Es ist ja nichts Außergewöhnliches daran, daß eine Frau vor der Hochzeit ein Kind gebiert und
ihr Sohn später hingerichtet wird, sei es auch ungerechtfertigter Weise, und also gibt es für mich
keinen Grund, nicht an die Existenz einer Frau wie Maria, eines Mannes wie Joseph und einer
Person wie Jesus zu glauben. Ihr Leben allein ist aber völlig gleichgültig und kann keinen
Anlaß zu Glaubensstreitigkeiten geben, es fällt unter die Kategorie: Mag sein - na und?
Es ist sehr wahrscheinlich, daß es solche Leute gegeben hat, oder wenigstens einige Personen,
deren Umstände zu den erzählten passen: Beinahe alle romantischen Geschichten lassen sich ja
auf aktuelle Begebenheiten der Zeit zurückführen - man nehme nur die Abenteuer des Robinson
Crusoe als Beispiel, von denen kein Wort wahr ist, die aber vom Leben des Alexander Selkirk
inspiriert worden sind.
Ich schere mich nicht um die Frage, ob die genannten Personen wirklich gelebt haben
oder nicht: Was mich stört, ist das Märchen um Jesus Christus, wie es im Neuen Testament erzählt
wird, sowie die wilde und phantastische Doktrin, die auf dieser Basis entwickelt worden ist. Die
Geschichte selbst ist, wenn man sie so nimmt, wie sie einem aufgetischt wird, auf blasphemische
Weise obszön.
In ihr wird von einer jungen Verlobten berichtet, die während der Zeit ihrer Verlobung von einem Geist,
um das in einfacher Sprache auszudrücken, vergewaltigt wird, und zwar unter dem pietätlosen
Vorwand, daß "der Heilige Geist über dich kommen und die Macht des Höchsten dich überschatten
solle." Joseph heiratet sie trotzdem, schläft mit ihr als seiner Frau und wird so zum Nebenbuhler
erwähnten Geistes.

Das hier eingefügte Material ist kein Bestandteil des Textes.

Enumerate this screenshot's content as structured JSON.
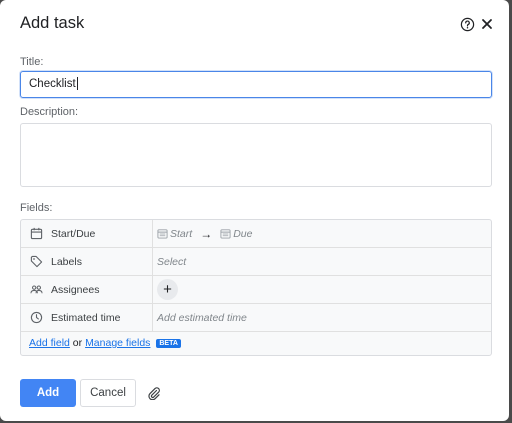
{
  "dialog": {
    "title": "Add task",
    "help_icon": "help-circle-icon",
    "close_icon": "close-icon"
  },
  "title_field": {
    "label": "Title:",
    "value": "Checklist"
  },
  "description_field": {
    "label": "Description:",
    "value": ""
  },
  "fields_section": {
    "label": "Fields:",
    "rows": [
      {
        "name": "Start/Due",
        "icon": "calendar-icon",
        "start_placeholder": "Start",
        "due_placeholder": "Due"
      },
      {
        "name": "Labels",
        "icon": "tag-icon",
        "placeholder": "Select"
      },
      {
        "name": "Assignees",
        "icon": "people-icon",
        "add_icon": "plus-icon"
      },
      {
        "name": "Estimated time",
        "icon": "clock-icon",
        "placeholder": "Add estimated time"
      }
    ],
    "add_field_link": "Add field",
    "or_text": "or",
    "manage_fields_link": "Manage fields",
    "beta_badge": "BETA"
  },
  "footer": {
    "add_label": "Add",
    "cancel_label": "Cancel",
    "attach_icon": "paperclip-icon"
  },
  "colors": {
    "primary": "#4285f4",
    "link": "#1a73e8",
    "focus_border": "#4a86e8"
  }
}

Das ist die Geschichte, wenn man deutlich und verständlich sprechen will.
Auf diese Weise erzählt muß wohl ein jeder Priester sich ihrer schämen.
Finden sich Obszönitäten in Glaubenssachen, wie immer sie verpackt sein mögen, so sind sie ein
deutliches Indiz für Märchen und Schwindel. Es ist für den ernsthaften Glauben an einen Gott
nötig, ihn nicht an Geschichten zu knüpfen, deren Interpretation ins Lächerliche führt. Die Geschichte
ist beim ersten Hinsehen von der selben Art wie die Mythen um Jupiter und Leda oder Jupiter und
Europa oder irgendeine andere Erzählung um die amourösen Abenteuer des Obergottes. Das zeigt auch,
wie schon im ersten Teil von "Das Zeitalter der Vernunft" bemerkt, daß das Christentum auf heidnischen
Grundlagen errichtet ist.
Da die historischen Teile des Neuen Testaments, wenigstens so weit sie Jesus Christus betreffen,
auf einen sehr kurzen Zeitraum - weniger als zwei Jahre - und auf dasselbe Land, beinahe
auf den selben Flecken, beschränkt sind, werden wir hier jene Widersprüche in Zeit, Ort und
Umständen, die schon die Falschheit des Alten Testaments zu beweisen halfen, in viel geringerem
Ausmaß antreffen. Im Vergleich zum Alten Testament ist das Neue wie eine Farce in einem einzigen Akt,
in dem es nicht viele Möglichkeiten gibt, die Einheiten von Ort und Zeit zu verletzen.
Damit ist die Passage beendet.